Not currently recycled – nor cared about

Shopping in supermarkets is a minefield. Not only do we have to dodge around vacillating idiots dragging their baskets as if heaving a bodybag behind them, but then trying to actually shop ethically is another palaver. Having a long list of criteria to which I try to adhere puts strain on this weekly endeavour, and that’s before even having to deal with people…

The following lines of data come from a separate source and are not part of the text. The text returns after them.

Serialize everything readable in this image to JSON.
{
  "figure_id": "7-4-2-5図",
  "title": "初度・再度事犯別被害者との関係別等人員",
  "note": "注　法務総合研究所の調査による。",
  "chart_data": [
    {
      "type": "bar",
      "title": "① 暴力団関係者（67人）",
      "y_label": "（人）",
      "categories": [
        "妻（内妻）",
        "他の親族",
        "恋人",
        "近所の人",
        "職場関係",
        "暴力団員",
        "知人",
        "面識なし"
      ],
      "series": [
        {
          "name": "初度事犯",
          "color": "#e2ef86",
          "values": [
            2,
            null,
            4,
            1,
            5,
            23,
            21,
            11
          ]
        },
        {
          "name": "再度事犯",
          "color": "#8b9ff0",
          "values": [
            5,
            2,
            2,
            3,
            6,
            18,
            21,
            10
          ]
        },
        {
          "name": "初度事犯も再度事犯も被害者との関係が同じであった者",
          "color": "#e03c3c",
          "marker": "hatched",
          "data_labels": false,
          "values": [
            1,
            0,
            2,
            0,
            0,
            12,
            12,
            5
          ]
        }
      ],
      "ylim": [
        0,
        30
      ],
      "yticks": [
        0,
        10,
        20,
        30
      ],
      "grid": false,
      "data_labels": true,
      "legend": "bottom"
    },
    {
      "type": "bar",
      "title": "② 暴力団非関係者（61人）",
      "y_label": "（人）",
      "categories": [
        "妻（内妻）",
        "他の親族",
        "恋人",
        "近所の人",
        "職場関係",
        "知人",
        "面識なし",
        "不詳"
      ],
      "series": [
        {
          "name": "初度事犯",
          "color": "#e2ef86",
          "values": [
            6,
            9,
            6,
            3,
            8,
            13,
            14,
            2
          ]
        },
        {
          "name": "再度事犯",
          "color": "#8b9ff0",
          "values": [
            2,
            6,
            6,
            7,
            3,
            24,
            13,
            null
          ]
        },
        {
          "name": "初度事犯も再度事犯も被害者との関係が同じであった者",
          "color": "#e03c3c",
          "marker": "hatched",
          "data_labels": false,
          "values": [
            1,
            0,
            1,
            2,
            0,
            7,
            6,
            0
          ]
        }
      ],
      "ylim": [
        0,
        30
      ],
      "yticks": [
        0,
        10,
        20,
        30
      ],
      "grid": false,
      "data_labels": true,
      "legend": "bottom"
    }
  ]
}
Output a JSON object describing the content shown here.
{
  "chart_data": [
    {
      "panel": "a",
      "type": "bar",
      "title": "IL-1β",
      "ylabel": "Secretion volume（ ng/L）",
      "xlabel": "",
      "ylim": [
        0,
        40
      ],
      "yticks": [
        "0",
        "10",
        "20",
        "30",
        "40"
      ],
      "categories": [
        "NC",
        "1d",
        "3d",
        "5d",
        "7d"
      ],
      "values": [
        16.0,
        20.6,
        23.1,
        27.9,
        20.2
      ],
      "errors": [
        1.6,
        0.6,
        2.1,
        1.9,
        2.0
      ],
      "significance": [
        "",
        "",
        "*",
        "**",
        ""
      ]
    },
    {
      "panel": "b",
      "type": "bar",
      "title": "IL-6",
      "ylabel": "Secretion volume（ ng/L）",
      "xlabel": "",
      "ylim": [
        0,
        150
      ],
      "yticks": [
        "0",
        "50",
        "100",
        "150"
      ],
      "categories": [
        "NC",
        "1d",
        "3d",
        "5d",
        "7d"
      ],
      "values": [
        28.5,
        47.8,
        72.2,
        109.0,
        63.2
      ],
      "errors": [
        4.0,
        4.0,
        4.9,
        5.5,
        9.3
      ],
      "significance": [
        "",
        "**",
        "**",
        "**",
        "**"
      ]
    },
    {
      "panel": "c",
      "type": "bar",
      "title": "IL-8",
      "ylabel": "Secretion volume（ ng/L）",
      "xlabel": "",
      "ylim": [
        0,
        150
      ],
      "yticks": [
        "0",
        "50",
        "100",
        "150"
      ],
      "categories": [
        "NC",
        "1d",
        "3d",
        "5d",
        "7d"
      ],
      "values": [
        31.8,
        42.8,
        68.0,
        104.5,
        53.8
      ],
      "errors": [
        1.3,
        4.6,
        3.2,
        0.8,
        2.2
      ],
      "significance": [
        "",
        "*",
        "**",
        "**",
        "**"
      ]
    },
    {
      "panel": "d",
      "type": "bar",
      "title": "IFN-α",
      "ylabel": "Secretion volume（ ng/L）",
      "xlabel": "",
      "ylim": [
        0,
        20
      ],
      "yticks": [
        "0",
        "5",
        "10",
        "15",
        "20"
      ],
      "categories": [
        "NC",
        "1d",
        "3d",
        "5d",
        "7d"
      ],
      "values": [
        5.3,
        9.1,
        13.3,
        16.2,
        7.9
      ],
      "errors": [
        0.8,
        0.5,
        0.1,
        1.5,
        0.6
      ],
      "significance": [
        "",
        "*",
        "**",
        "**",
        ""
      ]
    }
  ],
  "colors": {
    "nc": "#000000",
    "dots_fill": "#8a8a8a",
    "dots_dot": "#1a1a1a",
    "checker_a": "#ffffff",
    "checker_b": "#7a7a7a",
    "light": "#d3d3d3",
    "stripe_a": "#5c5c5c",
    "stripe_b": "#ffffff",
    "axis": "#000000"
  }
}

Firstly, there are plenty of brands to try to avoid, Nestlé being chief among them because of their shady business practices. Actually, scrap the word shady. Let’s not use a euphemism. Sociopathic would be a better word. I’ve written about their practices before so won’t go off on that tangent today. At least most products are marked with their logo, but not everything owned by them is (San Pelligrino are a hidden subsidiary of Nestlé, for example). Then there is the issue of trying to avoid palm oil. I know that some of it is sustainably produced, but whether it is or not is impossible to tell from the packaging. Further to that, as I live a plant-fuelled lifestyle I have to check everything I buy for that.

But the thing that irks me most is the packaging of fruit and veg in supermarkets. Almost all of it is, and it is only done to for the sake of convenience. I do try to get my fruit and veg from the local greengrocer or market as much as possible, as almost everything in supermarkets is packaged. Some supermarkets have promised to do something about this. Supervalu have campaigned about cutting down on packaging, or making it all recyclable, by 2025. But a quick dig shows that they were making similar noises in 2002, so don’t hold your breath. Lidl have also been promoting their ‘green’ initiative, changing all their fruit and veg packaging to recyclable plastic. Crucially, it is only this one section of the supermarket. Everything else is packaged, and so much of it (frozen food and other convenience food for example) is in non-recyclable packaging.

This raises two points. First, why not cut out packaging on fruit and vegetables altogether? There is no need for it. Why do apples need to be sold on miniature trays and wrapped in film? Why do oranges need to be sold in (plastic) nets? Just sell the fucking things individually. Secondly, if they must use packaging, why is so much of it labelled ‘Not currently recycled’? This isn’t even allowed in civilised countries. But I suppose here it is the cheapest option. Profits outweigh everything else of course.

And the phrase itself: ‘Not currently recycled’. That little hedging phrase in the middle, to imply that they are going to do something about it. It’s just a facade. Why don’t they just tell the truth and label it ‘gross pollutant’, ‘landfill fuel’, ‘ocean-choker’, or ‘environmental poison’? Only regulation banning these plastics will force their hand. The label as it stands is just another euphemism.

‘Not giving a flying fuck’ is what it should really say. At least be honest, supermarket owners. You won’t lose customers over it. Most people couldn’t give a fuck either.

8 thoughts on “Not currently recycled – nor cared about

  1. I’m currently getting targeted by Fine Gael urging us to be more conscientious about the amount of plastic we bring home from the shops. Thanks Hildegarde, but what exactly are you going to do about it, apart from passing the onus to consumers? Can you be a little more decisive and innovative please? We’ll probably get another tax instead.